Of Ponies, Manure Piles, and Annuities

An article about deferred income annuities in last Saturday's New York Times looked at DIAs through the "investment frame" rather than the "insurance frame." That's the wrong way to evaluate annuities.

In the New York Times article on deferred income annuities last Saturday, the writer seemed to focus on whether DIAs are a “wise buy.” Like most articles on annuities in mass media, this one presented annuities in what’s known as the “investment frame.”

Here we go again.  

Viewed through the investment lens (“as through a glass eye, darkly,” to borrow Mark Twain’s assessment of James Fenimore Cooper’s dim literary vision), life-contingent annuities tend to look dumb. 
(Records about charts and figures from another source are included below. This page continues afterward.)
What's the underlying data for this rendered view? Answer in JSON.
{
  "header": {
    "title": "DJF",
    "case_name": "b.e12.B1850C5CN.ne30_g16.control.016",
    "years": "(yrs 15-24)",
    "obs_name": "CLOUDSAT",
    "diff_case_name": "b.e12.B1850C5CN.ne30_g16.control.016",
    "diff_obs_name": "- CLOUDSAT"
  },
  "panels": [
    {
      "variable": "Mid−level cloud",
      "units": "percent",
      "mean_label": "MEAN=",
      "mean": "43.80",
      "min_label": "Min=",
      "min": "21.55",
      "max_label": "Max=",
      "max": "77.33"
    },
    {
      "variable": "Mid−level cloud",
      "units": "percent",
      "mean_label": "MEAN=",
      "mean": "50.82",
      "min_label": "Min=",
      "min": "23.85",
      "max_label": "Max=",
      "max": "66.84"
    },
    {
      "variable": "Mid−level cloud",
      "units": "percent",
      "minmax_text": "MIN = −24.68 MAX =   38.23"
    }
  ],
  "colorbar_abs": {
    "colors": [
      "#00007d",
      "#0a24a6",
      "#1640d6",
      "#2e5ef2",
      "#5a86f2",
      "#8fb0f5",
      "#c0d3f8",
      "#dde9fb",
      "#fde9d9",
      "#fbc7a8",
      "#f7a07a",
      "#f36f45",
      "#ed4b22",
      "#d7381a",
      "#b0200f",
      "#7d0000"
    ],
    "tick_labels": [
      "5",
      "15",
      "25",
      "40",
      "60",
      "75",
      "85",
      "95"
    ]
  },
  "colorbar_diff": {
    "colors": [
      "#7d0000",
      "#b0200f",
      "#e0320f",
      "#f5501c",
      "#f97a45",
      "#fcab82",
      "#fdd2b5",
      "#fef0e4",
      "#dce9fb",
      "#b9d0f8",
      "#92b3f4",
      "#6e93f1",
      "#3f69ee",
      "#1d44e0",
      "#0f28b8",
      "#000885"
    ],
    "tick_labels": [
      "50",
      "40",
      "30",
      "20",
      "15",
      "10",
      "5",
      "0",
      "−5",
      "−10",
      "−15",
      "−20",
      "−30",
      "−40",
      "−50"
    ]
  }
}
When using the investment frame—i.e., when comparing annuities with investments like no-load mutual funds—annuity expenses seem ridiculously high. The costs of income annuities, though hidden in the payout rate, run (according to a recent presentation by Wade Pfau of The American College) as high as 15% of premium for distribution, administration and (largest of all) adverse selection. And that doesn’t count the potential 3.5% state tax.     

It gets worse before it gets better. When a writer frames annuities as investments, the value of the so-called survivorship credit or mortality credit tends to be discounted. (Or, if mentioned at all, it becomes a sad reminder, as behavioral economist Meir Statman once said, that annuities “smell of death.”) To banish the odor, many people elect a cash refund option. But that just adds another cost, and another reason not to buy the product. Opting for the cash refund or a period certain (although not a terrible idea) is like buying insurance for your insurance.     

Using the investment lens to evaluate a DIA is like looking at a burning match through a welding mask. The flame won’t be very bright. For DIAs or SPIAs (single-premium immediate annuities) to make sense, you have to view them through what Jeff Brown of the University of Illinois and others have called the “insurance frame.”

In a nod to the insurance frame, the Times reporter conceded that “you might view the purchase [of a DIA] as an insurance policy.” But that understatement only added to the confusion. An annuity is an insurance policy. And insurance policies cost more than investments because you’re paying insurers to relieve you of a chunk of your market risk and longevity risk. When you buy stocks or bonds, you retain the risk.   

The cost of annuities is akin to the pile of manure in the barnyard parable that Ronald Reagan made famous. According to The Gipper’s brand of cowboy optimism, a manure pile meant that a pony must be nearby. If we admit that annuity costs are like manure—a necessary evil, if you will—then you have to ask, where’s the pony?     

For a retiree, the pony is: more spending power, relative to a 3.5% systematic withdrawal plan from a mutual fund portfolio; the extra risk you can take with your other money; the cash you don’t have to hoard against the risk of living to 95; the assurance that if the stock market blows up, your retirement won’t; the freedom to ignore CNBC and sleep heartburn-free. These ponies, invisible to anyone wearing investment glasses, are reasons to tolerate the manure pile. You buy insurance so you can do fun stuff that you wouldn’t otherwise be able to do, because of the risks.

When you’ve spent all your life thinking with your investment side of your brain, it’s tough to switch to the insurance side. But it would be refreshing to see a Times article on DIAs that quoted, for example, Curtis Cloke, the Iowa adviser who uses period certain DIAs to give ultra-HNW clients free rein with the rest of their wealth. Or Faisal Habib at Cannex, whose PrARI modeling tool shows how to squeeze more income with less risk from the same-size nest egg by blending mutual funds and income annuities. 

Or the Times might have called David Laibson, the Harvard behavioral economist who has become interested in retirement and annuities. Last February, in a keynote at the Morningstar institutional investor conference, Laibson described good bets and bad bets. The strategy of buying a life-contingent income annuity with a fraction of your savings is a good bet for retirees, he said.

If you live a long time, he reasoned, the annuity’s survivorship credits will pay off. And if you die early, so what? Your heirs won’t be cheated because you won’t have had the time or the need to spend the bulk of your savings. The annuity asset may vanish (or shrink), but so will the liability. That’s using the insurance frame.

We’re not here to exalt annuities. If you (or your clients or customers) can afford to retain market risk and longevity risk in retirement, so much the better. It would be nice, however, if mainstream journalists would look at income annuities with fresh eyes and see them through insurance lenses.